Television set a furious pace that it may find hard to keep up. Most of the excitement of the week was generated by dramatic shows. CBS's Best of Broadway resurrected the 1941 hit, Arsenic and Old Lace, and filled it with a star-studded cast that Broadway today would give its eyeteeth to have. As the addlepated Brooklyn sisters who gently practice mass euthanasia on lonely old men, Helen Hayes and Billie Burke were the epitome of lethal charm. John Alexander recreated his memorable role of their nephew who believes that he is Teddy Roosevelt (and leads a spirited charge up San Juan Hill every time he gallops upstairs), while Orson Bean managed to bring fresh good humor to the part of the only sane member of the zany Brewster family. Peter Lorre and Boris Karloff made a satisfying pair of stumblebum villains. Few TV revivals of old Broadway plays have come off as entertainingly and inventively as Arsenic and Old Lace.

NBC's Lux Video Theater did nearly as good a job in its version of the 1950 movie success, Sunset Boulevard.
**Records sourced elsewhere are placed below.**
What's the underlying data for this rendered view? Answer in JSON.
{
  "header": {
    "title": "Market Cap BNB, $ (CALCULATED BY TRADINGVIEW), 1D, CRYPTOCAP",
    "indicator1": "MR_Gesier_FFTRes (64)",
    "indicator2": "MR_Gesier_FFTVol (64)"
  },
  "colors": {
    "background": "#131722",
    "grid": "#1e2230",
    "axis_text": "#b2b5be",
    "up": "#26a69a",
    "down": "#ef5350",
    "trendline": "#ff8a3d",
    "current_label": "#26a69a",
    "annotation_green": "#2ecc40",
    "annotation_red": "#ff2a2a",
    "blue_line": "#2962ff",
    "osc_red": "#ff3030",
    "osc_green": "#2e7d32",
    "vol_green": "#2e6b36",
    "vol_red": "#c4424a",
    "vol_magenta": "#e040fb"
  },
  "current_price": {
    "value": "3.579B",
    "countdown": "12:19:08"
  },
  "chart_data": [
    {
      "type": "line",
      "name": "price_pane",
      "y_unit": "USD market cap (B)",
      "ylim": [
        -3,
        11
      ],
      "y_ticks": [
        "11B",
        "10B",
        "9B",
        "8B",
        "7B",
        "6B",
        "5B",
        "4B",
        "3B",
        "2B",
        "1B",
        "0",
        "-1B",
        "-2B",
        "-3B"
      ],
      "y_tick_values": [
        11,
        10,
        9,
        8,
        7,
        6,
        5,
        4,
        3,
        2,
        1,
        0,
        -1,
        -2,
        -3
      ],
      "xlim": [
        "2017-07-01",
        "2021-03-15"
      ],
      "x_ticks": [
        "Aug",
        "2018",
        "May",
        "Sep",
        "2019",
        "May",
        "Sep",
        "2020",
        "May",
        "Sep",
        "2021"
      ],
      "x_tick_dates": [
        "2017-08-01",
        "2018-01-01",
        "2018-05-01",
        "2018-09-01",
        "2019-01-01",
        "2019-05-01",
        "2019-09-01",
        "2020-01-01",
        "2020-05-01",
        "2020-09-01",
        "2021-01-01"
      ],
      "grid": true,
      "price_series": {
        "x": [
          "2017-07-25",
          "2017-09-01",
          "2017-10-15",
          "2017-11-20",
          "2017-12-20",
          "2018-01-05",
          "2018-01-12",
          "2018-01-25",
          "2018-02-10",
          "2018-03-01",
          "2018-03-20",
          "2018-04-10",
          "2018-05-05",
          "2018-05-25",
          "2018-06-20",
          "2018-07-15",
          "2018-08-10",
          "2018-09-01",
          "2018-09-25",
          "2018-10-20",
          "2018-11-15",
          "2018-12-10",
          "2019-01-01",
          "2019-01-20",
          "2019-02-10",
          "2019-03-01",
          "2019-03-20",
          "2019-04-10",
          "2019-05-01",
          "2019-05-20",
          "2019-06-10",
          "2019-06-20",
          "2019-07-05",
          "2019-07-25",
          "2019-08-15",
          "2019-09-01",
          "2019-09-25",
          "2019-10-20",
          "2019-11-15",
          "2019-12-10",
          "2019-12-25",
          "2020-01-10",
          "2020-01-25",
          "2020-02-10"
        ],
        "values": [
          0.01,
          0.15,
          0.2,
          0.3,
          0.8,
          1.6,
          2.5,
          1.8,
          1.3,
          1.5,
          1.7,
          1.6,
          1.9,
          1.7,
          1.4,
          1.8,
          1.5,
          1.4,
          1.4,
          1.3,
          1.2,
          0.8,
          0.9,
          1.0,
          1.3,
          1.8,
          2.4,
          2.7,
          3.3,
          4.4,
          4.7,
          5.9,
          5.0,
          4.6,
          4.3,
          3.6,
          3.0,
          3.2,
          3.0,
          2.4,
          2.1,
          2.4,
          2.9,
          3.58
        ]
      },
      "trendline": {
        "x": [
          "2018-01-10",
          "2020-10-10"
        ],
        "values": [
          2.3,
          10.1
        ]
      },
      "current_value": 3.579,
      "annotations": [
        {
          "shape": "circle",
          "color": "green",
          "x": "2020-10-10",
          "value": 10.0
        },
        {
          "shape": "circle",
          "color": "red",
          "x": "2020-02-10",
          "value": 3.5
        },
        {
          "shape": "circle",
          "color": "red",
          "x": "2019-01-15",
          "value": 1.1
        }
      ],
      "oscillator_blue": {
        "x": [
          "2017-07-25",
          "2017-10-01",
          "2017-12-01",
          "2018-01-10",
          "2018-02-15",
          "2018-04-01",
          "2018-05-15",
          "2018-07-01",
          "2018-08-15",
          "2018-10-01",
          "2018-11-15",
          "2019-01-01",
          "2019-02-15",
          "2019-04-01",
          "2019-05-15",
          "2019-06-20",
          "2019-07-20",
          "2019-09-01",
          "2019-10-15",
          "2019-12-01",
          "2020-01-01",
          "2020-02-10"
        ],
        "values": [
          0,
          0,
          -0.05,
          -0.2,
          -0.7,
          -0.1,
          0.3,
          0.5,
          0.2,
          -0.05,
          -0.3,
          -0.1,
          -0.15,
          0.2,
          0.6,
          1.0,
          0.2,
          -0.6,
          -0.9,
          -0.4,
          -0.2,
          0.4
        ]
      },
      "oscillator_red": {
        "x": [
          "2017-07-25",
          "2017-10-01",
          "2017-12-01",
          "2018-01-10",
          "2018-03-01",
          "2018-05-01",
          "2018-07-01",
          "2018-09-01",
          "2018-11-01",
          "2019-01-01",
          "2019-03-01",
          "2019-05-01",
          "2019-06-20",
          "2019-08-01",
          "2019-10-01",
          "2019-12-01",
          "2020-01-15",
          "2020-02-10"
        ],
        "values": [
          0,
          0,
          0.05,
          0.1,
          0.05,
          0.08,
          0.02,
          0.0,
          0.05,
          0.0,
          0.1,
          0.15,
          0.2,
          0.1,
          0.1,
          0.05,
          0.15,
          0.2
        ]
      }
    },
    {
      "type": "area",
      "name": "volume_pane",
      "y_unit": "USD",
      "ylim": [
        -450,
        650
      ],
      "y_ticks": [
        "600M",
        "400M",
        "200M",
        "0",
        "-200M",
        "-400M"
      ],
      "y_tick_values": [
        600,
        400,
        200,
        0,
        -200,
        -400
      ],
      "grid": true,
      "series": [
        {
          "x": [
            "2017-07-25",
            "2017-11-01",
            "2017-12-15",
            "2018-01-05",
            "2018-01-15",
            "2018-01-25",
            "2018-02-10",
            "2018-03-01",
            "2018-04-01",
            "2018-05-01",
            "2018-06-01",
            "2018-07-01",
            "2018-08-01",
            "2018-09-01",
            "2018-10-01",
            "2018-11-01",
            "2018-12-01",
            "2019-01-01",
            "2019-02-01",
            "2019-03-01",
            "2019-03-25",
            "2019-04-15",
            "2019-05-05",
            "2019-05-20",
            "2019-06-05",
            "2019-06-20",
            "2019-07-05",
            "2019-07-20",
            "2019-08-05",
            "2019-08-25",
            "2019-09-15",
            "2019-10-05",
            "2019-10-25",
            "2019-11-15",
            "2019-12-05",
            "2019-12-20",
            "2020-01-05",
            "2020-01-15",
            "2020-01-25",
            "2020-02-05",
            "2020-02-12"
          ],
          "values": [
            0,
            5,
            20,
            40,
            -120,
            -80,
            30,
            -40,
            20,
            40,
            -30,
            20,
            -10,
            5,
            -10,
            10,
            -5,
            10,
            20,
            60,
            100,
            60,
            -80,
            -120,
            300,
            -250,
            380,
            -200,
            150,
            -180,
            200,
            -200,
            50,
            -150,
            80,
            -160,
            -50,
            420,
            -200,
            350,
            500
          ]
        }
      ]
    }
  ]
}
Miriam Hopkins had some big ravaged moments as the faded film star who is convinced that her public still clamors to see her on the screen, but James Daly was altogether too wooden as the young man whose mixed motives of pity and greed turn him into a gigolo and, eventually, a corpse. ABC's U.S. Steel Hour offered another TV version of Henri Bernstein's The Thief (Kraft TV Theater did the same play in 1952), with Paul Lukas, Diana Lynn, Mary Astor and James Deane. An old-school melodrama, The Thief tells of an idealistic young man who takes the responsibility for an older woman's momentary weakness. The play, as well as the actors, was better in its parts than in its whole, but it made a satisfactory 60 minutes on TV.
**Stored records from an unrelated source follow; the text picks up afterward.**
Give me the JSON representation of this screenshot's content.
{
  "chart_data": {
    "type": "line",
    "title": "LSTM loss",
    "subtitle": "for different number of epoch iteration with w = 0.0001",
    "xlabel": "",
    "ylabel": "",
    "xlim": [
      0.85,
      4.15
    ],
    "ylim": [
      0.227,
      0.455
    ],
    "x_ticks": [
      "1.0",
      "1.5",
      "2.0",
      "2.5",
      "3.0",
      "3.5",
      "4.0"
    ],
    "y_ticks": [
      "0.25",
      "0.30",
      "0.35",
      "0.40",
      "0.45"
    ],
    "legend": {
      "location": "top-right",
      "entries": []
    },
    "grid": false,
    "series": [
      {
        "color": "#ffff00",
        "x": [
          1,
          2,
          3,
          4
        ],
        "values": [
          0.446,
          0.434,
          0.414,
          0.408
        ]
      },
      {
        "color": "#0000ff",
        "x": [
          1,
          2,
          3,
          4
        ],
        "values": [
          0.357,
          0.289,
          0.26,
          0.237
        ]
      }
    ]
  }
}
The week's most-talked-about show was Ed Murrow's See It Now, which presented a half-hour "conversation" with Dr. J. Robert Oppenheimer, directing genius in the making of the atom bomb and last year (TIME, July 12) denied security clearance by a 4-to-1 vote of the Atomic Energy Commission.
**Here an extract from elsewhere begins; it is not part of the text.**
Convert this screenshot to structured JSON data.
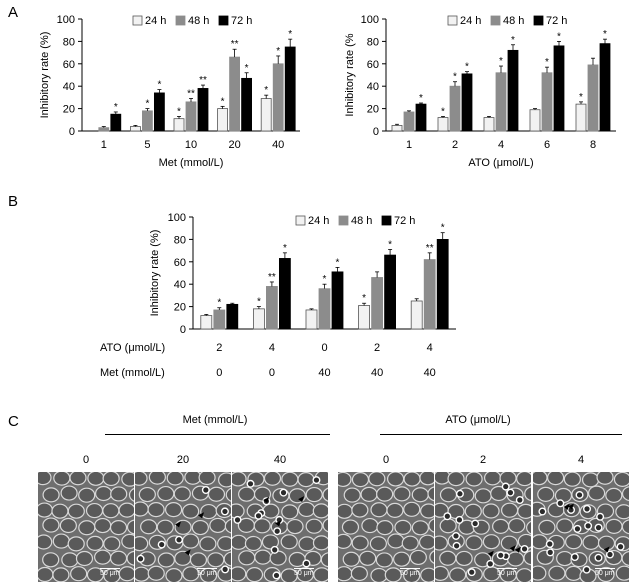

The show was especially memorable for the impelling quality of Oppenheimer's personality and bearing. The talk ranged from pleasant academic jokes ("There's Panofsky, who is a historian of art. He has two kids--two boys--both physicists, and they are very, very bright boys, and one of them is first in his class at Princeton. The other is second. They call one the 'bright' Panofsky and the other the 'dumb' Panofsky") to Oppenheimer's own ideas of security and secrecy ("There aren't any secrets about the world of nature. There are only secrets about the thoughts and intentions of men. Sometimes they are secret because a man doesn't like to know what he's up to if he can avoid it").

Filmed at Princeton, at the Institute for Advanced Study, where Oppenheimer presides as director, the show was a 30-minute digest of a 2 1/2-hour interview. When the show went on the air the CBS switchboard at first received a "few calls of protest." Since then, the mail received at both CBS and Princeton has been heavily in Oppenheimer's favor, and Murrow reports that an additional hour-long film of the interview is being prepared for release to colleges. It will be financed by the Fund for the Republic, a division of the Ford Foundation.